Project to Use Quantum Imaging to Track the Pathology of Tumors

A project funded by the German Federal Ministry of Education and Research will investigate the viability of quantum optical imaging for tumor diagnostics. Nine project partners, including TU Darmstadt, will explore the issue in the €6.7 million ($7.2 million) “Quancer” project under the framework program “Quantum Technologies: From the Basics to the Market.”

The various imaging techniques used to diagnose cancer aim to detect tumor tissue and make it visible. When suspicious tissue is detected, doctors take a sample and examine it further. The gold standard of diagnostics are contrast methods that stain certain molecules and light microscopy to show their distribution.

Experimental setup of a nonlinear interferometer for 'spooky' quantum imaging with undetected light. Courtesy of TU Darmstadt.

In this area, digital microscopes are seeing increased use due to their automated procedures and faster processes. Infrared imaging techniques, such as infrared microscopy, tie in with digital pathology and provide further information. To do this, infrared light is used to excite molecules. Based on the vibrations of the molecules, it’s now possible to infer their nature. Tissue is therefore made visible without the need for additional contrast agents.

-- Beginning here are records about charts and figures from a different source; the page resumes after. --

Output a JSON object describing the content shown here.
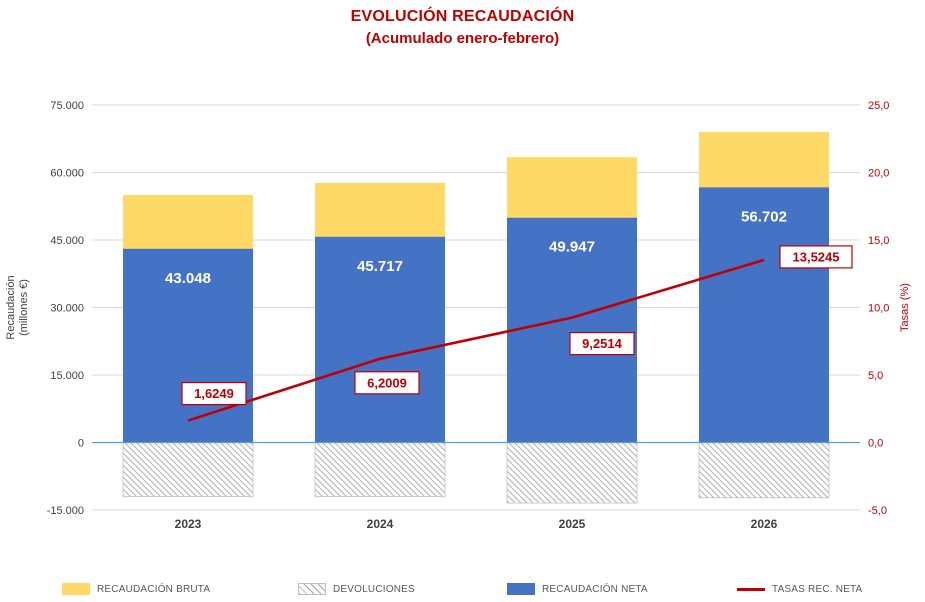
{
  "title": {
    "line1": "EVOLUCIÓN RECAUDACIÓN",
    "line2": "(Acumulado enero-febrero)",
    "color": "#C00000"
  },
  "chart_data": {
    "type": "combo",
    "categories": [
      "2023",
      "2024",
      "2025",
      "2026"
    ],
    "series": [
      {
        "name": "RECAUDACIÓN BRUTA",
        "type": "bar",
        "color": "#FFD966",
        "values": [
          55000,
          57700,
          63400,
          69000
        ]
      },
      {
        "name": "DEVOLUCIONES",
        "type": "bar",
        "pattern": "diagonal-hatch",
        "pattern_color": "#A6A6A6",
        "values": [
          -12000,
          -12000,
          -13450,
          -12300
        ]
      },
      {
        "name": "RECAUDACIÓN NETA",
        "type": "bar",
        "color": "#4472C4",
        "values": [
          43048,
          45717,
          49947,
          56702
        ],
        "data_labels": [
          "43.048",
          "45.717",
          "49.947",
          "56.702"
        ],
        "label_color": "#FFFFFF"
      },
      {
        "name": "TASAS REC. NETA",
        "type": "line",
        "axis": "right",
        "color": "#C00000",
        "values": [
          1.6249,
          6.2009,
          9.2514,
          13.5245
        ],
        "data_labels": [
          "1,6249",
          "6,2009",
          "9,2514",
          "13,5245"
        ]
      }
    ],
    "left_axis": {
      "title": "Recaudación",
      "subtitle": "(millones €)",
      "min": -15000,
      "max": 75000,
      "step": 15000,
      "tick_values": [
        75000,
        60000,
        45000,
        30000,
        15000,
        0,
        -15000
      ],
      "tick_labels": [
        "75.000",
        "60.000",
        "45.000",
        "30.000",
        "15.000",
        "0",
        "-15.000"
      ],
      "color": "#404040"
    },
    "right_axis": {
      "title": "Tasas (%)",
      "min": -5,
      "max": 25,
      "step": 5,
      "tick_values": [
        25,
        20,
        15,
        10,
        5,
        0,
        -5
      ],
      "tick_labels": [
        "25,0",
        "20,0",
        "15,0",
        "10,0",
        "5,0",
        "0,0",
        "-5,0"
      ],
      "color": "#C00000"
    },
    "grid": {
      "color": "#D9D9D9",
      "zero_line_color": "#5B9BD5",
      "gridlines": "horizontal"
    },
    "legend_position": "bottom"
  },
  "legend": {
    "items": [
      {
        "label": "RECAUDACIÓN BRUTA",
        "swatch": "yellow-rect",
        "color": "#FFD966"
      },
      {
        "label": "DEVOLUCIONES",
        "swatch": "hatch-rect",
        "color": "#A6A6A6"
      },
      {
        "label": "RECAUDACIÓN NETA",
        "swatch": "blue-rect",
        "color": "#4472C4"
      },
      {
        "label": "TASAS REC. NETA",
        "swatch": "red-line",
        "color": "#C00000"
      }
    ]
  }
}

However, this method faces limitations in detection because infrared detectors are limited in efficiency and signal-to-noise ratio.

Quantum imaging can be used to circumvent this problem, by using two light beams correlated with each other in a specific arrangement. One light beam thereby sends photons to the tissue sample. The other light beam sends photons to a camera.

Due to the quantum correlation of both photons, an image of the tissue sample is generated, although the light reaching the camera has never “seen” it. This is known as “spooky” quantum imaging.

Under the scope of the collaborative project, the partners are combining quantum imaging with a professional microscopy system, reportedly for the first time. The partners will test the mechanism in a clinical setting as part of the project.

According to Markus Gräfe, TU Darmstadt professor at the Institute of Applied Physics, the project will ultimately introduce a new tool for cancer diagnostics.

The project partners are Rapp OptoElectronic GmbH; Leibniz Institute for Photonic Technologies eV; Friedrich Schiller University Jena, Institute of Applied Physics; TOPTICA Photonics AG; University of Hamburg, Institute for Laser Physics; Jena University Hospital, Ear, Nose, and Throat Clinic; n-Hands GmbH & Co. KG; and Technical University of Darmstadt, Department of Physics, Institute for Applied Physics.